Using one client application for multiple web api's in different azure active directories

Question

I have a client web application and a web api application registered in "AADirectory1" App registrations In order to use web api from client I did:

1. Exposed API in WEB API App registration
2. Added API permissions related to my WEB API for client application
3. Configured app service for my web client (App Services->Authentication / Authorization->Azure Active Directory, and filled Client ID and issuer URL as https://sts.windows.net/)

Now I have WEB API2 which is in AADirectory2. I don't want to create a new application registration in AADirectory2 for web client application. Instead, I want to use the current web client app (which is in AADirectory1).
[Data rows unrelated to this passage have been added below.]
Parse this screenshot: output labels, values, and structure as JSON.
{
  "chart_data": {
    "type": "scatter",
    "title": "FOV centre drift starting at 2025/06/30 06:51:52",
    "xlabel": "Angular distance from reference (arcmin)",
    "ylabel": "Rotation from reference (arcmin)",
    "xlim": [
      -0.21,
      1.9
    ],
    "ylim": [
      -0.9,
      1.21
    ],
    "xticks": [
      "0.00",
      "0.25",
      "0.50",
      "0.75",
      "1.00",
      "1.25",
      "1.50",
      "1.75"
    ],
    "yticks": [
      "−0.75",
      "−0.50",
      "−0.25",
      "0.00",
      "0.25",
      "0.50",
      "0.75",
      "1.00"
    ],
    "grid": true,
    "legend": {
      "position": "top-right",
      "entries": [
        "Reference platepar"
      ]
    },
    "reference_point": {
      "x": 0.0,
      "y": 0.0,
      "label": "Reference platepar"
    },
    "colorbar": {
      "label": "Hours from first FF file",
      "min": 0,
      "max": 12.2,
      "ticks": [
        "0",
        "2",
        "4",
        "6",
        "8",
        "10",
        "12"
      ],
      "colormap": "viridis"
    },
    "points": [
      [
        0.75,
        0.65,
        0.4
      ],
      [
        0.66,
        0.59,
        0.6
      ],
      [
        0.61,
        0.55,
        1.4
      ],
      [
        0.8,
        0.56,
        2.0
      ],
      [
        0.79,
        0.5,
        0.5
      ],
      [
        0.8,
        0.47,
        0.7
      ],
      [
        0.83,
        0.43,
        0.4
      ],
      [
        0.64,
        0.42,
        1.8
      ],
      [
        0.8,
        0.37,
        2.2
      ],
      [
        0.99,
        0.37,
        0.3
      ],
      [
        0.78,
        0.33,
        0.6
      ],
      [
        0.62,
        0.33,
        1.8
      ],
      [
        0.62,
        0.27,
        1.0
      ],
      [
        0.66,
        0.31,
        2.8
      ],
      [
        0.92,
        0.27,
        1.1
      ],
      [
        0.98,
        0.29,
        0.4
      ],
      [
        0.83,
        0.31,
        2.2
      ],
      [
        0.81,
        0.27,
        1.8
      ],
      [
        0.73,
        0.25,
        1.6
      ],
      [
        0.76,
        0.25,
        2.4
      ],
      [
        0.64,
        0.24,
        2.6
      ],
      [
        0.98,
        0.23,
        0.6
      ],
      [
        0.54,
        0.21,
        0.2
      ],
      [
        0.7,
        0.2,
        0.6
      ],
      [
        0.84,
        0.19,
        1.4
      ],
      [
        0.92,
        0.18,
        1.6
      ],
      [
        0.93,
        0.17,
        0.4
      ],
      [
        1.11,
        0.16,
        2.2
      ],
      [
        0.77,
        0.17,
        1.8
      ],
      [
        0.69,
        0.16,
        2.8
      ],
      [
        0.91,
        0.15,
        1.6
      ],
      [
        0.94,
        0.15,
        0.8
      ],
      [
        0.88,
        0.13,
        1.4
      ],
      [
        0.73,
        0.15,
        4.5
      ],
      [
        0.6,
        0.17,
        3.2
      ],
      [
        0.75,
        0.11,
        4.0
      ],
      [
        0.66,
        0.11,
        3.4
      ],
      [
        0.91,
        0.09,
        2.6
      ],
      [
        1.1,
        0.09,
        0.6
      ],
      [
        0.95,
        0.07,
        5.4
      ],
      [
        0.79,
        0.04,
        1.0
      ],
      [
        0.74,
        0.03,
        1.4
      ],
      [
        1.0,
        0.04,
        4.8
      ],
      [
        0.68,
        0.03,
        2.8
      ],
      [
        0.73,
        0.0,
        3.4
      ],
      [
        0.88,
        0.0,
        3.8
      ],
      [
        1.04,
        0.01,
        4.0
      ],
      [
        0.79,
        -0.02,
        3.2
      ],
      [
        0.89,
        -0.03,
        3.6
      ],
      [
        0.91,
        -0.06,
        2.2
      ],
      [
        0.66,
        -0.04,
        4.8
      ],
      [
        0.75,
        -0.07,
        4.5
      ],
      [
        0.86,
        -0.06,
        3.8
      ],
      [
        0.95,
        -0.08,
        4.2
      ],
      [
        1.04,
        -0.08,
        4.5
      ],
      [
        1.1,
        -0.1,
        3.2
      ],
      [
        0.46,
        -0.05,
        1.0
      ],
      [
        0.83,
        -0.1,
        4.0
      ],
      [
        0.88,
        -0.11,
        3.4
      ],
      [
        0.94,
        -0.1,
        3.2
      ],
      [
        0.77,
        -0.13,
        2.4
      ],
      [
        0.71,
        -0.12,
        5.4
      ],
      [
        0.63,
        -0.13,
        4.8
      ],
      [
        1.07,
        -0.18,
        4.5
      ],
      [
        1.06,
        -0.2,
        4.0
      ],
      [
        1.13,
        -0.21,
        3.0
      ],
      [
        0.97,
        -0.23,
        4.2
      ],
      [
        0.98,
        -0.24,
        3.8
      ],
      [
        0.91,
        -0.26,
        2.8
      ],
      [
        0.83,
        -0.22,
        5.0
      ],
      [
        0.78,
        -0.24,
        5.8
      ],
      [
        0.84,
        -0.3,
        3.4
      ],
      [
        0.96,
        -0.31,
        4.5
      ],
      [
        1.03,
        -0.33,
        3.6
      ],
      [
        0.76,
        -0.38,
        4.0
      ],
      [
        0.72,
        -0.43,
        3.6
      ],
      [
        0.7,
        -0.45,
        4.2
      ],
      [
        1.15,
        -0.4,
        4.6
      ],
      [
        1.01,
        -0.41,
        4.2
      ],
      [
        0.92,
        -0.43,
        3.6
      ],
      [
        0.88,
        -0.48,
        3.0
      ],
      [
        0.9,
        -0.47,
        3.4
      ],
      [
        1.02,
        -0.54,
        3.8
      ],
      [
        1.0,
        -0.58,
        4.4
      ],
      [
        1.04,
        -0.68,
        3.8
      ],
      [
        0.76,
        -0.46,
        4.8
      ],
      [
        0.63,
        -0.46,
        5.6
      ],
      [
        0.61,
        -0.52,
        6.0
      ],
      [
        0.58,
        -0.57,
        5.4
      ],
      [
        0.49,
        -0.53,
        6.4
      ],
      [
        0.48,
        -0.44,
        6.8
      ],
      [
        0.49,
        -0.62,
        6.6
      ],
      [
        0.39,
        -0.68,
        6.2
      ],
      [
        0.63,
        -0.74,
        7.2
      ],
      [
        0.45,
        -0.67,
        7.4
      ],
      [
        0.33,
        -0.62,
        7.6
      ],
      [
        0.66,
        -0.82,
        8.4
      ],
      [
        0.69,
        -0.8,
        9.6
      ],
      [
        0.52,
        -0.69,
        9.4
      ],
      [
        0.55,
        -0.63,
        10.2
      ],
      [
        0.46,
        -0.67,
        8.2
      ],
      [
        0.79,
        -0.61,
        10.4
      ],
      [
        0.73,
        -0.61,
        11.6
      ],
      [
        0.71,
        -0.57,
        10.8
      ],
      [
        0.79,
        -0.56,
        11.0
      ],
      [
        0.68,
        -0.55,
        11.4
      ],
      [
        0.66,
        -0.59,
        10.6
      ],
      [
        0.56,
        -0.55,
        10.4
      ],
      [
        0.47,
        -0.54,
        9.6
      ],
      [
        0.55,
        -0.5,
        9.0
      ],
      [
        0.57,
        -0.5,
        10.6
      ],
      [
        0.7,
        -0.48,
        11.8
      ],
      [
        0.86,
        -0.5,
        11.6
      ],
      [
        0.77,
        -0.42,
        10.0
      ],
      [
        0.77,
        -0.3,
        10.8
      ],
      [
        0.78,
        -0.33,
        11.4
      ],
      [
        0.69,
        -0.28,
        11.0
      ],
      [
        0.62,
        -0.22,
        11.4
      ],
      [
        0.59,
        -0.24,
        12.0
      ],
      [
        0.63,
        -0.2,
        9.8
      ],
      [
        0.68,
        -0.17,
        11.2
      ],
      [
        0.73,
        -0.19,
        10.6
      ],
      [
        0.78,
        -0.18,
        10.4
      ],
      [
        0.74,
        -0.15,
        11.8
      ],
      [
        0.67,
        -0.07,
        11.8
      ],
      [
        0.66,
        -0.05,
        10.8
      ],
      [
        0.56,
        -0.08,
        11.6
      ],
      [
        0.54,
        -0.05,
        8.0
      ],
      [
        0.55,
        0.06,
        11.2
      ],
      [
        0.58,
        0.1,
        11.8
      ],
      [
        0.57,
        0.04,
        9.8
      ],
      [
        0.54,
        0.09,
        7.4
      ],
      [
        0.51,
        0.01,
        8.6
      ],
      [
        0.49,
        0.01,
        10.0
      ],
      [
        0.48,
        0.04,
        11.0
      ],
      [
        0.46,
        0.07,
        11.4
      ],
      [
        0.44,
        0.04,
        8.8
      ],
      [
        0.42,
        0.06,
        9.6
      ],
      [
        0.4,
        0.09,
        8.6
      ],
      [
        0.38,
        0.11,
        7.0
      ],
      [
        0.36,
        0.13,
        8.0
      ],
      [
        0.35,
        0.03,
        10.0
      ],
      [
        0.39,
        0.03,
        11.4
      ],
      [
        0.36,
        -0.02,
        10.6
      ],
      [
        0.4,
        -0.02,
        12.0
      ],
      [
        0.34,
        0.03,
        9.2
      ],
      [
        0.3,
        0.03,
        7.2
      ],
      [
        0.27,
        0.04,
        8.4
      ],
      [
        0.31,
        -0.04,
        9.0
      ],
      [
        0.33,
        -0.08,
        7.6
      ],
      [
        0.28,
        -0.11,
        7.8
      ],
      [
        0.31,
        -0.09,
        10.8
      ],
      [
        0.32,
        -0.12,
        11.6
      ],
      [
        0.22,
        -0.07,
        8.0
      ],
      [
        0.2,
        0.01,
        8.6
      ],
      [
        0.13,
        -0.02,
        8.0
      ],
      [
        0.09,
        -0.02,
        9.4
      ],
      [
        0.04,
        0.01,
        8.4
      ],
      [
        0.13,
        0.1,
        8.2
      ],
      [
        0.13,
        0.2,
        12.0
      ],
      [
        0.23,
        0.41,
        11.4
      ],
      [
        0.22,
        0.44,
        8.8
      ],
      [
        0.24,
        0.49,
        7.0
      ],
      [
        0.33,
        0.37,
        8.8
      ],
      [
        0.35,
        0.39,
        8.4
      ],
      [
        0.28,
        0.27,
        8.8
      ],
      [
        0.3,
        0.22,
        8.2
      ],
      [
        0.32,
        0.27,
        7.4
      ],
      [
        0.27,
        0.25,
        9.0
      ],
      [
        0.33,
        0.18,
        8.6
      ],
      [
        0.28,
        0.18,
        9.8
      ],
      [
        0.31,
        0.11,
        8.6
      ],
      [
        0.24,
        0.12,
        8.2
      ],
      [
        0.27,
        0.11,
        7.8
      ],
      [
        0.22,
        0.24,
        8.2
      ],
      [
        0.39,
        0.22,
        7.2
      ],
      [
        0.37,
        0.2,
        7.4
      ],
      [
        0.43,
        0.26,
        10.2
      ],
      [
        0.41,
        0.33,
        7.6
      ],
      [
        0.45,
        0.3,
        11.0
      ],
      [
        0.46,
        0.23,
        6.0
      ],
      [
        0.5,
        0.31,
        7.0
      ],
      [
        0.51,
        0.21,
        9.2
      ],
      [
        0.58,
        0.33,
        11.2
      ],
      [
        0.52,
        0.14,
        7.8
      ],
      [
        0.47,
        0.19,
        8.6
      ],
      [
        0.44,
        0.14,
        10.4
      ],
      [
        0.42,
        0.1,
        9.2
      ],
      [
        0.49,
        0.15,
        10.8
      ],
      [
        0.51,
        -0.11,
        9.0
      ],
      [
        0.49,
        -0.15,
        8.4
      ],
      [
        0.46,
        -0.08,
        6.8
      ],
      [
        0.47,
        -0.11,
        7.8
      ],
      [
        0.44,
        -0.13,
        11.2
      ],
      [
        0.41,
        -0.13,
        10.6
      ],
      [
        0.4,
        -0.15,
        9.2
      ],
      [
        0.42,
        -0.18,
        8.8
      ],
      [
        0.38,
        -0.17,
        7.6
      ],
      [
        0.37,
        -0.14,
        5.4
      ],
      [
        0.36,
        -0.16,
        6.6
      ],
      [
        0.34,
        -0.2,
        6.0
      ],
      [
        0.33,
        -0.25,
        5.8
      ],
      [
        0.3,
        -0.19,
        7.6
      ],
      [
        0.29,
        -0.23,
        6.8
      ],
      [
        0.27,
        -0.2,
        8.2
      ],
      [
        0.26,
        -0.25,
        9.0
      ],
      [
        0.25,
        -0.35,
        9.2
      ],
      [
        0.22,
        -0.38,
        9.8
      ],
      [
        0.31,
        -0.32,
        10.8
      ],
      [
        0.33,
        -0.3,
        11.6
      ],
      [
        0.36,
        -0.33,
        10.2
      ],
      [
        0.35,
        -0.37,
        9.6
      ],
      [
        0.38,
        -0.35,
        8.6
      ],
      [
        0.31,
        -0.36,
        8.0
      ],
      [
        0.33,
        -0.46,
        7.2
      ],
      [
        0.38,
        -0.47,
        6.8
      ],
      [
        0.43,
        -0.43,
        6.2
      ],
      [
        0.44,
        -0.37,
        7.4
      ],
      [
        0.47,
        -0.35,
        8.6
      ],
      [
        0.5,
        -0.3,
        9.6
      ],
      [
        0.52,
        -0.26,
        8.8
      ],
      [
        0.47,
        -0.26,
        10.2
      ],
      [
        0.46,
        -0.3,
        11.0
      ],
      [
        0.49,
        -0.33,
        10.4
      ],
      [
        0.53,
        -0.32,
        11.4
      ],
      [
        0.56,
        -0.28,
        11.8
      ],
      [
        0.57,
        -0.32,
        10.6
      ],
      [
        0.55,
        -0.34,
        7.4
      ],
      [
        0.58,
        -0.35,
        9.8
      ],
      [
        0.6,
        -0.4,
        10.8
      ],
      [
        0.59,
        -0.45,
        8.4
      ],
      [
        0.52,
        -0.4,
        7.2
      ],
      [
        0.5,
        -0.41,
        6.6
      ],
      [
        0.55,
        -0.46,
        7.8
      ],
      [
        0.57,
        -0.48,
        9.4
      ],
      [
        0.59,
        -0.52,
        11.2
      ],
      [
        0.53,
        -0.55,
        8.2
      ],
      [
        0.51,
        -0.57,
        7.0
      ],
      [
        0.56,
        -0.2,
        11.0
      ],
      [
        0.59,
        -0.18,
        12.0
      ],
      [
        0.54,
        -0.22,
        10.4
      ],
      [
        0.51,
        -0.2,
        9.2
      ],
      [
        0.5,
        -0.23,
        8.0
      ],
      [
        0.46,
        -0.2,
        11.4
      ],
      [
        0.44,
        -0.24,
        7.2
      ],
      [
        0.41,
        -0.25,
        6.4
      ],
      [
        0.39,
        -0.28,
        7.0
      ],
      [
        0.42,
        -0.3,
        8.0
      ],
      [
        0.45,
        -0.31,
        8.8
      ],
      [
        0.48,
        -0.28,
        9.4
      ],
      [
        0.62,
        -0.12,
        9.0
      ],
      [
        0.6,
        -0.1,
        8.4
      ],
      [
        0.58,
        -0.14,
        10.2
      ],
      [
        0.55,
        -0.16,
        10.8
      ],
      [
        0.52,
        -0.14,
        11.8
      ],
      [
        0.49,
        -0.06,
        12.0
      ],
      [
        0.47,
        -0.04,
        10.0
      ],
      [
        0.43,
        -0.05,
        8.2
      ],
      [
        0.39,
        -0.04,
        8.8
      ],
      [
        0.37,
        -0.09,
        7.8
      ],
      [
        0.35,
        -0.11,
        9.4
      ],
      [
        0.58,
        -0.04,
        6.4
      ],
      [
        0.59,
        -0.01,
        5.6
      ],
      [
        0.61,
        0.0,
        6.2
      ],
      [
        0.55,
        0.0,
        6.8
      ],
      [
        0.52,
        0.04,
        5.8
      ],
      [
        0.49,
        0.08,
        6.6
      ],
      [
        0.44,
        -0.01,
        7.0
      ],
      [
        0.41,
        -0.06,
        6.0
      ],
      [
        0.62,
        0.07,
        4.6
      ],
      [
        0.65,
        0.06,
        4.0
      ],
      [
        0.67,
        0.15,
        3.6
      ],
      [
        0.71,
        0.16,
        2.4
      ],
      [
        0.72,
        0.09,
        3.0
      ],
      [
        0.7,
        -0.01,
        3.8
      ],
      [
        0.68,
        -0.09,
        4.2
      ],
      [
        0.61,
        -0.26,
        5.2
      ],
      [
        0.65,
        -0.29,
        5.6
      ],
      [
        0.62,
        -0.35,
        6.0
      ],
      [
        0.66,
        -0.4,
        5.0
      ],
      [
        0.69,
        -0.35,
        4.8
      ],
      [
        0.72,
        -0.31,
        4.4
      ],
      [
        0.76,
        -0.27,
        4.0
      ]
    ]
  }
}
The problem is that I don't know how to set up my web client to be able to call both webapi1 (AADirectory1) and web api2 (AADirectory2) from web client active directory (AADirectory1).

Answer 1

The API 2 needs to be made into a multi-tenant app firstly.

Then you would go through authentication to the API with a URL like:

https://login.microsoftonline.com/directory-1-id/oauth2/authorize?client_id=api-2-client-id&response_type=code&prompt=admin_consent&redirect_uri=api-2-redirect-uri

I'm typing this on mobile, hoping I didn't miss some parameter. After you do that and consent, a service principal for API 2 will be created in directory 1. Then you can require and consent permissions on the client as normal.

Now, the API needs to validate the token was issued by either directory 1 or directory 2. Do not turn off issuer validation as you might typically in a multi-tenant API. Instead define two valid issuers.